In doppelter Hinsicht sieht sich Finnland als schuldloses Opfer der Eurokrise: Einmal durch den krisenbedingten allgemeinen Nachfrageausfall auf seinen europäischen Märkten und zum anderen durch die notgedrungen mitgetragenen Kreditverpflichtungen zur Rettung der Zahlungsfähigkeit der Krisenländer. Das wird konsequenterweise dem geschäftsschädigenden Umgang der Krisenländer mit dem gemeinsamen Geld angelastet, und insoweit diesem Umgang durch die Eurozone nicht entschieden genug entgegengetreten wird, richtet sich die finnische Kritik gegen das Euro-Projekt insgesamt. Dazu reaktivieren Politiker aller Parteien entschlossen den „Sisu“-Mythos von 1991, die Beschwörung der nationalen Selbstbehauptung gegen eine feindliche internationale Umwelt:

„Bei uns klopfte (1991) der IWF an die Tür.
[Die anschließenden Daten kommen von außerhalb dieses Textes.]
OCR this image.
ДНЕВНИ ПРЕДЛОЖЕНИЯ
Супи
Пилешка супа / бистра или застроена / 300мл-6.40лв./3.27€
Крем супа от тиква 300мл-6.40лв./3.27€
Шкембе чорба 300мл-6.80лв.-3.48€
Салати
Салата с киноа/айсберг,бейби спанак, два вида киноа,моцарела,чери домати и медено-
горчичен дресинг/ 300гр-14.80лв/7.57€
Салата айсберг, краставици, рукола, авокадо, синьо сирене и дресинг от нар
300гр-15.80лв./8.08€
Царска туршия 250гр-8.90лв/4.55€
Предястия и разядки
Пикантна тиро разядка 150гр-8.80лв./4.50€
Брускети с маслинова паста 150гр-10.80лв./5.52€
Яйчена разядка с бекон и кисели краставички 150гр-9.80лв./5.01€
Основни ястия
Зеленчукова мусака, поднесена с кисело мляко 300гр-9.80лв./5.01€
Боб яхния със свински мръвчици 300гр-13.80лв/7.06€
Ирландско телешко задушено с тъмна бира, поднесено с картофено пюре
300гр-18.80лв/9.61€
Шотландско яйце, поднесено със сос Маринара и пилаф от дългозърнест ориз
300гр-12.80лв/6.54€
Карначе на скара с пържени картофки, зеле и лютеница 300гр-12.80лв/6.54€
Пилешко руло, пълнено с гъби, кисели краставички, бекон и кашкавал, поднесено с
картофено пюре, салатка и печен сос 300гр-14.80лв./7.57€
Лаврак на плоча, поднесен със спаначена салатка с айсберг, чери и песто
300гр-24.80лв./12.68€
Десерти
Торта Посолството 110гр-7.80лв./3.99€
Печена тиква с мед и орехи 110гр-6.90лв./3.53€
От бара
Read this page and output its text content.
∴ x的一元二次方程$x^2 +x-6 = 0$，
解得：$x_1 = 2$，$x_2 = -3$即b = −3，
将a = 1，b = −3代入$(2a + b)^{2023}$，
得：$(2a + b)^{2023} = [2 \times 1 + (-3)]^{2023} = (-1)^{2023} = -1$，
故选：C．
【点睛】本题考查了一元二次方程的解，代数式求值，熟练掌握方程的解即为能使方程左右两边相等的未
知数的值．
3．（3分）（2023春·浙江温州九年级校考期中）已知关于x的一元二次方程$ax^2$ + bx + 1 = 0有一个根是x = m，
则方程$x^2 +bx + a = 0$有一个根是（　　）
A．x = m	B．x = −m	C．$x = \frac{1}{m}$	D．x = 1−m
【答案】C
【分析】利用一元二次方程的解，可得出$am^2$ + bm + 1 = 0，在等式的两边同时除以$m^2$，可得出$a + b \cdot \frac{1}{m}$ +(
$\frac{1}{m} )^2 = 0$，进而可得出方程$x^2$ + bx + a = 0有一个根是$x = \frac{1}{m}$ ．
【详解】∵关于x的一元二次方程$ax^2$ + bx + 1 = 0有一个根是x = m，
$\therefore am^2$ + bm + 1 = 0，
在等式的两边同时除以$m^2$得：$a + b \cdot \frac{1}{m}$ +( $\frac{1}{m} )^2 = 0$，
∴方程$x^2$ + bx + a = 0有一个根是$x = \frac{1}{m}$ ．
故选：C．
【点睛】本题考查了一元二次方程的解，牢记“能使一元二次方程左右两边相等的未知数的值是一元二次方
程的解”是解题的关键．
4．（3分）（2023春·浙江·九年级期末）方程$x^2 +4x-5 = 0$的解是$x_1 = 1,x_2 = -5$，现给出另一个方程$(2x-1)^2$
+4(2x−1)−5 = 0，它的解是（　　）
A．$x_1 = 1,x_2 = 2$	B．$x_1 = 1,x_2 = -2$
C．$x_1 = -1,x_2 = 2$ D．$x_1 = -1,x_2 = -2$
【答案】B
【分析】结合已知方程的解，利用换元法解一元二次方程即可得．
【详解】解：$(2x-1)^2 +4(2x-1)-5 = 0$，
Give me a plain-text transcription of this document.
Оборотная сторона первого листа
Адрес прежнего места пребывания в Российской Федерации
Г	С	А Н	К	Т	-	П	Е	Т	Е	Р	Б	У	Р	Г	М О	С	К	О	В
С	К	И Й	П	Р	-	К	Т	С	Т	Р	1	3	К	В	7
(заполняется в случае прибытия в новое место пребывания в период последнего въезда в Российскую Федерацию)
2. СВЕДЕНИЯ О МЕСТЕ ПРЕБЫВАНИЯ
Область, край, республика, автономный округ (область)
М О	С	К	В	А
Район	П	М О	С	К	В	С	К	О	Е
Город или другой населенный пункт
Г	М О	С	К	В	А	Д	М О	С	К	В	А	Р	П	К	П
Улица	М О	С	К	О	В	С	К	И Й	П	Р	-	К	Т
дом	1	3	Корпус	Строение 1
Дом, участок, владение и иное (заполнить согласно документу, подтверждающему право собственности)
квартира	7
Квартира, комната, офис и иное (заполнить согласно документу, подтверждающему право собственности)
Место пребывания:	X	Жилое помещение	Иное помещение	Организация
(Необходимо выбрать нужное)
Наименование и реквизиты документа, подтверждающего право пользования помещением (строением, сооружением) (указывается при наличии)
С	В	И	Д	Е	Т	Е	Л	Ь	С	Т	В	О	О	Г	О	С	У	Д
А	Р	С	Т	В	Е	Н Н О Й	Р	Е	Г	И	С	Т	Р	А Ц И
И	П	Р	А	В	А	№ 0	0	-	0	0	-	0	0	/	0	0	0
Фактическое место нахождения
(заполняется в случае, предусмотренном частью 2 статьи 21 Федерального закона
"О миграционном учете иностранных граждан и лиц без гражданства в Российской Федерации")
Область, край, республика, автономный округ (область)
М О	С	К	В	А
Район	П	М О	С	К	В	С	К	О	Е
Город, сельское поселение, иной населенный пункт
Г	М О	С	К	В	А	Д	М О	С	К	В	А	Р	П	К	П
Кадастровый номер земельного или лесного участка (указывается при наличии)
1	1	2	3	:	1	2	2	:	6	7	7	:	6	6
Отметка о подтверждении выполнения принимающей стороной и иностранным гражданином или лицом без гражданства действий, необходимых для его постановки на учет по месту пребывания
Die Arbeitslosigkeit lag bei 18 %. Damals sagten wir uns ‚nie wieder!‘ und doch stecken wir jetzt hier in einer neuen Krise, an der andere schuld sind.“ (A. Stubb). „Wir haben unsere eigenen Banken aus der Pleite gerettet und jetzt, nach all der Lügerei, Unehrlichkeit und den Regelverstößen in Europa werden wir aufgefordert, deren Banken vor der Pleite zu retten. Das schlägt dem Fass den Boden aus.“ („Die Finnen“-Parteichef Timo Soini, The Telegraph, 19.8.12).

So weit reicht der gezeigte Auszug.